HCG for Men

TRT for men can have some side effects, such as Testicular Atrophy or Sperm Damage. Could HCG offset these sides?

Testosterone is perhaps one of the most well known sex hormones. After all, it is the “male” hormone. To scientist and doctors, it is known as an androgen, types of hormones that give men their deepened voice, hair, and increased muscle mass.

Testosterone is primarily produced in the testicles of men, and to a smaller extent, the ovaries of women. This hormone helps preserve muscle mass, bone density, and sex drive.

If levels get low, it can lead to a number of health issues such as low sex drive, erectile dysfunction, fatigue, and even depression. Testosterone replacement therapy (TRT) is a treatment option for men with low testosterone levels.

While TRT can be effective in treating the symptoms of low testosterone, it can also lead to some unwanted side effects. This is where hCG comes in.

Many people, mostly women, are familiar with this hormone due to its significant role during pregnancy. This hormone is produced by the placenta and helps support a growing embryo. Not only does it tell the female body to stop menstruation, but it also thickens the lining of the womb.

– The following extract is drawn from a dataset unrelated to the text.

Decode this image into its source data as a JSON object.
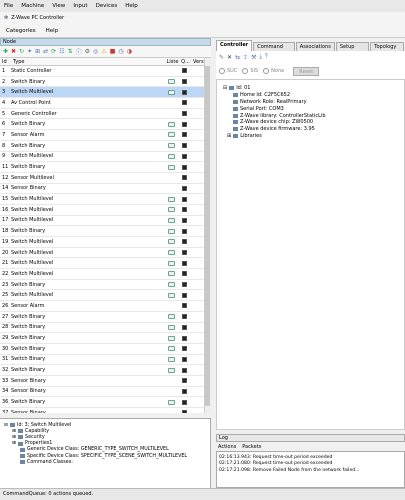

But, fun fact, it also plays an important role in men’s health, specifically when used alongside testosterone replacement therapy (TRT).

It has quickly caught attention in the TRT community for its ability to prevent the loss of natural testosterone production and its ability in maintaining fertility.

In this post, we will be breaking down the role of hCG for men, how it is used in TRT, and where you can get it.

Key Takeaways

  • Human chorionic Gonadotopin (hCG) is very similar luteinizing hormone (LH).
  • hCG is typically used alongside testosterone replacement therapy.
  • Studies show hCG to be effective at preventing and restoring the effects of long-term testosterone replacement therapy.

What is the Human Chorionic Gonadotropin (hCG)?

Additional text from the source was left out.